Sunday, 23 April 2017

general relativity - Using the gravitational pseudotensor on a finite space


I get that the gravitational pseudotensor is generally only used for asymptotically flat spaces (aka quasi-Minkowski). In these cases, conserved total energy momenta can often be found for some system (and the various pseudotensors out there tend to agree with one another).


I recently came across Weinberg (Gravitation and Cosmology p.167) who states the reason for choosing quasi-Minkowski coordinates is to ensure convergence of the integral for energy and momenta. If this is the sole reason, then can't I utilize the gravitational pseudotensor in a finite space? (The Einstein universe being the simplest example I can think of)



Answer



Even in a compact or finite space there is not a well defined and definitive pseudotensor that has no problems. That's known as the quasi-local mass issue, and it is not settled, from anything I've seen except that in special cases a number of proposed pseudo-tensors give the same answer. But not in all cases or in general.

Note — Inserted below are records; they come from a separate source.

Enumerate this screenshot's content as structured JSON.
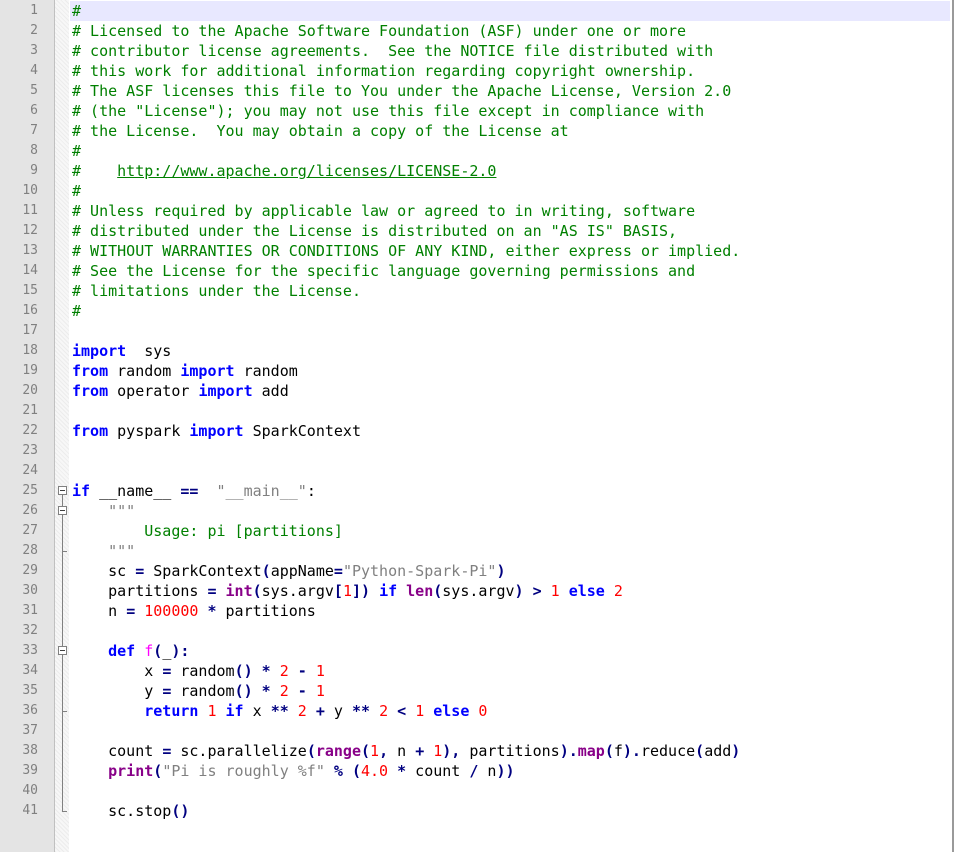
{
  "editor": {
    "lines": [
      {
        "n": "1",
        "tokens": [
          [
            "cm",
            "#"
          ]
        ]
      },
      {
        "n": "2",
        "tokens": [
          [
            "cm",
            "# Licensed to the Apache Software Foundation (ASF) under one or more"
          ]
        ]
      },
      {
        "n": "3",
        "tokens": [
          [
            "cm",
            "# contributor license agreements.  See the NOTICE file distributed with"
          ]
        ]
      },
      {
        "n": "4",
        "tokens": [
          [
            "cm",
            "# this work for additional information regarding copyright ownership."
          ]
        ]
      },
      {
        "n": "5",
        "tokens": [
          [
            "cm",
            "# The ASF licenses this file to You under the Apache License, Version 2.0"
          ]
        ]
      },
      {
        "n": "6",
        "tokens": [
          [
            "cm",
            "# (the \"License\"); you may not use this file except in compliance with"
          ]
        ]
      },
      {
        "n": "7",
        "tokens": [
          [
            "cm",
            "# the License.  You may obtain a copy of the License at"
          ]
        ]
      },
      {
        "n": "8",
        "tokens": [
          [
            "cm",
            "#"
          ]
        ]
      },
      {
        "n": "9",
        "tokens": [
          [
            "cm",
            "#    "
          ],
          [
            "url",
            "http://www.apache.org/licenses/LICENSE-2.0"
          ]
        ]
      },
      {
        "n": "10",
        "tokens": [
          [
            "cm",
            "#"
          ]
        ]
      },
      {
        "n": "11",
        "tokens": [
          [
            "cm",
            "# Unless required by applicable law or agreed to in writing, software"
          ]
        ]
      },
      {
        "n": "12",
        "tokens": [
          [
            "cm",
            "# distributed under the License is distributed on an \"AS IS\" BASIS,"
          ]
        ]
      },
      {
        "n": "13",
        "tokens": [
          [
            "cm",
            "# WITHOUT WARRANTIES OR CONDITIONS OF ANY KIND, either express or implied."
          ]
        ]
      },
      {
        "n": "14",
        "tokens": [
          [
            "cm",
            "# See the License for the specific language governing permissions and"
          ]
        ]
      },
      {
        "n": "15",
        "tokens": [
          [
            "cm",
            "# limitations under the License."
          ]
        ]
      },
      {
        "n": "16",
        "tokens": [
          [
            "cm",
            "#"
          ]
        ]
      },
      {
        "n": "17",
        "tokens": []
      },
      {
        "n": "18",
        "tokens": [
          [
            "kw",
            "import"
          ],
          [
            "",
            "  sys"
          ]
        ]
      },
      {
        "n": "19",
        "tokens": [
          [
            "kw",
            "from"
          ],
          [
            "",
            " random "
          ],
          [
            "kw",
            "import"
          ],
          [
            "",
            " random"
          ]
        ]
      },
      {
        "n": "20",
        "tokens": [
          [
            "kw",
            "from"
          ],
          [
            "",
            " operator "
          ],
          [
            "kw",
            "import"
          ],
          [
            "",
            " add"
          ]
        ]
      },
      {
        "n": "21",
        "tokens": []
      },
      {
        "n": "22",
        "tokens": [
          [
            "kw",
            "from"
          ],
          [
            "",
            " pyspark "
          ],
          [
            "kw",
            "import"
          ],
          [
            "",
            " SparkContext"
          ]
        ]
      },
      {
        "n": "23",
        "tokens": []
      },
      {
        "n": "24",
        "tokens": []
      },
      {
        "n": "25",
        "tokens": [
          [
            "kw",
            "if"
          ],
          [
            "",
            " __name__ "
          ],
          [
            "op",
            "=="
          ],
          [
            " ",
            ""
          ],
          [
            "st",
            " \"__main__\""
          ],
          [
            "",
            ":"
          ]
        ]
      },
      {
        "n": "26",
        "tokens": [
          [
            "",
            "    "
          ],
          [
            "st",
            "\"\"\""
          ]
        ]
      },
      {
        "n": "27",
        "tokens": [
          [
            "",
            "        "
          ],
          [
            "cm",
            "Usage: pi [partitions]"
          ]
        ]
      },
      {
        "n": "28",
        "tokens": [
          [
            "",
            "    "
          ],
          [
            "st",
            "\"\"\""
          ]
        ]
      },
      {
        "n": "29",
        "tokens": [
          [
            "",
            "    sc "
          ],
          [
            "op",
            "="
          ],
          [
            "",
            " SparkContext"
          ],
          [
            "op",
            "("
          ],
          [
            "",
            "appName"
          ],
          [
            "op",
            "="
          ],
          [
            "st",
            "\"Python-Spark-Pi\""
          ],
          [
            "op",
            ")"
          ]
        ]
      },
      {
        "n": "30",
        "tokens": [
          [
            "",
            "    partitions "
          ],
          [
            "op",
            "="
          ],
          [
            " ",
            ""
          ],
          [
            "bi",
            "int"
          ],
          [
            "op",
            "("
          ],
          [
            "",
            "sys.argv"
          ],
          [
            "op",
            "["
          ],
          [
            "nm",
            "1"
          ],
          [
            "op",
            "])"
          ],
          [
            " ",
            ""
          ],
          [
            "kw",
            "if"
          ],
          [
            " ",
            ""
          ],
          [
            "bi",
            "len"
          ],
          [
            "op",
            "("
          ],
          [
            "",
            "sys.argv"
          ],
          [
            "op",
            ")"
          ],
          [
            " ",
            ""
          ],
          [
            "op",
            ">"
          ],
          [
            " ",
            ""
          ],
          [
            "nm",
            "1"
          ],
          [
            " ",
            ""
          ],
          [
            "kw",
            "else"
          ],
          [
            " ",
            ""
          ],
          [
            "nm",
            "2"
          ]
        ]
      },
      {
        "n": "31",
        "tokens": [
          [
            "",
            "    n "
          ],
          [
            "op",
            "="
          ],
          [
            " ",
            ""
          ],
          [
            "nm",
            "100000"
          ],
          [
            " ",
            ""
          ],
          [
            "op",
            "*"
          ],
          [
            "",
            " partitions"
          ]
        ]
      },
      {
        "n": "32",
        "tokens": []
      },
      {
        "n": "33",
        "tokens": [
          [
            "",
            "    "
          ],
          [
            "kw",
            "def"
          ],
          [
            " ",
            ""
          ],
          [
            "fn",
            "f"
          ],
          [
            "op",
            "("
          ],
          [
            "",
            "_"
          ],
          [
            "op",
            "):"
          ]
        ]
      },
      {
        "n": "34",
        "tokens": [
          [
            "",
            "        x "
          ],
          [
            "op",
            "="
          ],
          [
            "",
            " random"
          ],
          [
            "op",
            "()"
          ],
          [
            " ",
            ""
          ],
          [
            "op",
            "*"
          ],
          [
            " ",
            ""
          ],
          [
            "nm",
            "2"
          ],
          [
            " ",
            ""
          ],
          [
            "op",
            "-"
          ],
          [
            " ",
            ""
          ],
          [
            "nm",
            "1"
          ]
        ]
      },
      {
        "n": "35",
        "tokens": [
          [
            "",
            "        y "
          ],
          [
            "op",
            "="
          ],
          [
            "",
            " random"
          ],
          [
            "op",
            "()"
          ],
          [
            " ",
            ""
          ],
          [
            "op",
            "*"
          ],
          [
            " ",
            ""
          ],
          [
            "nm",
            "2"
          ],
          [
            " ",
            ""
          ],
          [
            "op",
            "-"
          ],
          [
            " ",
            ""
          ],
          [
            "nm",
            "1"
          ]
        ]
      },
      {
        "n": "36",
        "tokens": [
          [
            "",
            "        "
          ],
          [
            "kw",
            "return"
          ],
          [
            " ",
            ""
          ],
          [
            "nm",
            "1"
          ],
          [
            " ",
            ""
          ],
          [
            "kw",
            "if"
          ],
          [
            "",
            " x "
          ],
          [
            "op",
            "**"
          ],
          [
            " ",
            ""
          ],
          [
            "nm",
            "2"
          ],
          [
            " ",
            ""
          ],
          [
            "op",
            "+"
          ],
          [
            "",
            " y "
          ],
          [
            "op",
            "**"
          ],
          [
            " ",
            ""
          ],
          [
            "nm",
            "2"
          ],
          [
            " ",
            ""
          ],
          [
            "op",
            "<"
          ],
          [
            " ",
            ""
          ],
          [
            "nm",
            "1"
          ],
          [
            " ",
            ""
          ],
          [
            "kw",
            "else"
          ],
          [
            " ",
            ""
          ],
          [
            "nm",
            "0"
          ]
        ]
      },
      {
        "n": "37",
        "tokens": []
      },
      {
        "n": "38",
        "tokens": [
          [
            "",
            "    count "
          ],
          [
            "op",
            "="
          ],
          [
            "",
            " sc.parallelize"
          ],
          [
            "op",
            "("
          ],
          [
            "bi",
            "range"
          ],
          [
            "op",
            "("
          ],
          [
            "nm",
            "1"
          ],
          [
            "op",
            ","
          ],
          [
            "",
            " n "
          ],
          [
            "op",
            "+"
          ],
          [
            " ",
            ""
          ],
          [
            "nm",
            "1"
          ],
          [
            "op",
            "),"
          ],
          [
            "",
            " partitions"
          ],
          [
            "op",
            ")."
          ],
          [
            "bi",
            "map"
          ],
          [
            "op",
            "("
          ],
          [
            "",
            "f"
          ],
          [
            "op",
            ")."
          ],
          [
            "",
            "reduce"
          ],
          [
            "op",
            "("
          ],
          [
            "",
            "add"
          ],
          [
            "op",
            ")"
          ]
        ]
      },
      {
        "n": "39",
        "tokens": [
          [
            "",
            "    "
          ],
          [
            "bi",
            "print"
          ],
          [
            "op",
            "("
          ],
          [
            "st",
            "\"Pi is roughly %f\""
          ],
          [
            " ",
            ""
          ],
          [
            "op",
            "%"
          ],
          [
            " ",
            ""
          ],
          [
            "op",
            "("
          ],
          [
            "nm",
            "4.0"
          ],
          [
            " ",
            ""
          ],
          [
            "op",
            "*"
          ],
          [
            "",
            " count "
          ],
          [
            "op",
            "/"
          ],
          [
            "",
            " n"
          ],
          [
            "op",
            "))"
          ]
        ]
      },
      {
        "n": "40",
        "tokens": []
      },
      {
        "n": "41",
        "tokens": [
          [
            "",
            "    sc.stop"
          ],
          [
            "op",
            "()"
          ]
        ]
      }
    ]
  }
}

See a relatively recent review of the status and different versions of that at http://link.springer.com/article/10.12942/lrr-2009-4 by Szabados. But it doesn't give any easy general conclusions.


The different mass (some people call it energy, but more accurately in papers they label mass what should be invariant, and sometimes distinguish with energy what should be part of a 4 vector) definitions like ADM and Bondi masses work ok in asymptotically flat spacetimes, but it's always the global mass, not something local or pseudo-local or a density. They do get conserved, and one can use it to compute masses, and energies, where the mass energy distribution is isolated (does not extend to infinity), and when you are far enough. So it works ok for the gravitational radiation from black holes, but not well at all for the mass (or mass energy) in an expanding universe, even for local regions (the redshift causes energy loss, the cosmological energy causes gains). The psueudopseudo-local masses like that of Hawking and others also have their problems.



And as @Rankin correctly stated in his comment, Weinberg was not talking about finite spaces, more about using Minkowski like coordinates at infinity, where instead if you use spherical coordinates you get infinity, so there's nothing covariant about them even in these known cases.